Deflate cognitive distortions
When you recognize negative thoughts cropping up, take the following steps.
Stop: Consciously call a mental time-out.
Breathe: Take a few deep breaths to help release burgeoning tension.
Reflect: Ask some hard questions. Is this thought or belief true? Did I jump to a conclusion? What evidence do I actually have? Am I letting negative thoughts balloon? Is there another way to view the situation? What would be the worst that could happen? Does it help me to think this way?
Choose: Decide how to deal with the source of your stress. If distortion is the root of the problem, can you recognize this and let go? Is the problem or constraint a real one or is it one of your mind’s making? If the problem is real, are there practical steps you can take to cope with it? Practicing a mini-relaxation may also help.
Make a worry box
Everyone gets distracted by worries and concerns, but sometimes these worries can spill over, seeping into the fabric of your day. Having a place to contain your worries — quite literally — may help you set them aside so that you can focus on the more pleasurable or meaningful parts of your life.
Begin by finding or making a worry box. Any box will do. This is a great exercise for children, but youngsters may find it even more appealing if they can decorate the box as they like and keep it in a special place.
At the end of the day, take a few minutes to write down two or three of your concerns on slips of paper and place them inside the box.
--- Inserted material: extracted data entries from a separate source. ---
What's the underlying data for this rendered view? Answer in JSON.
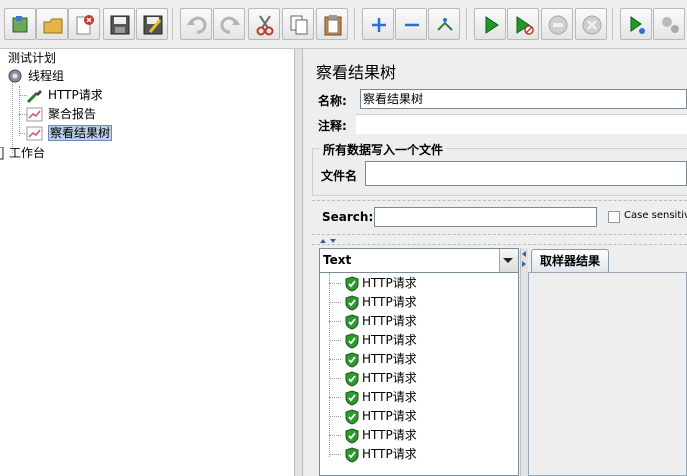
{
  "toolbar": {
    "buttons": [
      {
        "name": "templates-icon",
        "color": "#4a8a3a"
      },
      {
        "name": "open-icon",
        "color": "#d8a13a"
      },
      {
        "name": "close-file-icon",
        "color": "#c0392b"
      },
      {
        "name": "save-icon",
        "color": "#333333"
      },
      {
        "name": "save-as-icon",
        "color": "#333333"
      },
      {
        "name": "undo-icon",
        "color": "#b5b5b5"
      },
      {
        "name": "redo-icon",
        "color": "#b5b5b5"
      },
      {
        "name": "cut-icon",
        "color": "#c0392b"
      },
      {
        "name": "copy-icon",
        "color": "#555555"
      },
      {
        "name": "paste-icon",
        "color": "#a0522d"
      },
      {
        "name": "expand-icon",
        "color": "#2e6fd1"
      },
      {
        "name": "collapse-icon",
        "color": "#2e6fd1"
      },
      {
        "name": "toggle-icon",
        "color": "#3a7a3a"
      },
      {
        "name": "start-icon",
        "color": "#1f9a2a"
      },
      {
        "name": "start-no-pauses-icon",
        "color": "#1f9a2a"
      },
      {
        "name": "stop-icon",
        "color": "#bbbbbb"
      },
      {
        "name": "shutdown-icon",
        "color": "#bbbbbb"
      },
      {
        "name": "remote-start-icon",
        "color": "#1f9a2a"
      },
      {
        "name": "remote-stop-icon",
        "color": "#aaaaaa"
      }
    ]
  },
  "tree": {
    "test_plan": "测试计划",
    "thread_group": "线程组",
    "http_request": "HTTP请求",
    "aggregate_report": "聚合报告",
    "results_tree": "察看结果树",
    "workbench": "工作台"
  },
  "panel": {
    "title": "察看结果树",
    "name_label": "名称:",
    "name_value": "察看结果树",
    "comment_label": "注释:",
    "comment_value": "",
    "group_title": "所有数据写入一个文件",
    "filename_label": "文件名",
    "filename_value": "",
    "search_label": "Search:",
    "search_value": "",
    "case_sensitive_label": "Case sensitive",
    "renderer_value": "Text",
    "results": [
      "HTTP请求",
      "HTTP请求",
      "HTTP请求",
      "HTTP请求",
      "HTTP请求",
      "HTTP请求",
      "HTTP请求",
      "HTTP请求",
      "HTTP请求",
      "HTTP请求"
    ],
    "tab_label": "取样器结果"
  },
  "colors": {
    "selection": "#b8cfe5",
    "success_shield": "#2e9a2e"
  }
}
Or if the box is handy, you can write down worries as each crops up and drop your worries into the box throughout the day.
The worry box allows you to mentally let go of your worries. Once your worries are deposited in the box, try to turn your attention to other matters.
What you do with your slips of paper is up to you. Some people choose to throw out the notes without reading them again while others benefit from looking through them periodically before tossing them away. In that case, you may be surprised to find that most of your worrying was fruitless; the scenarios you imagined never came to pass.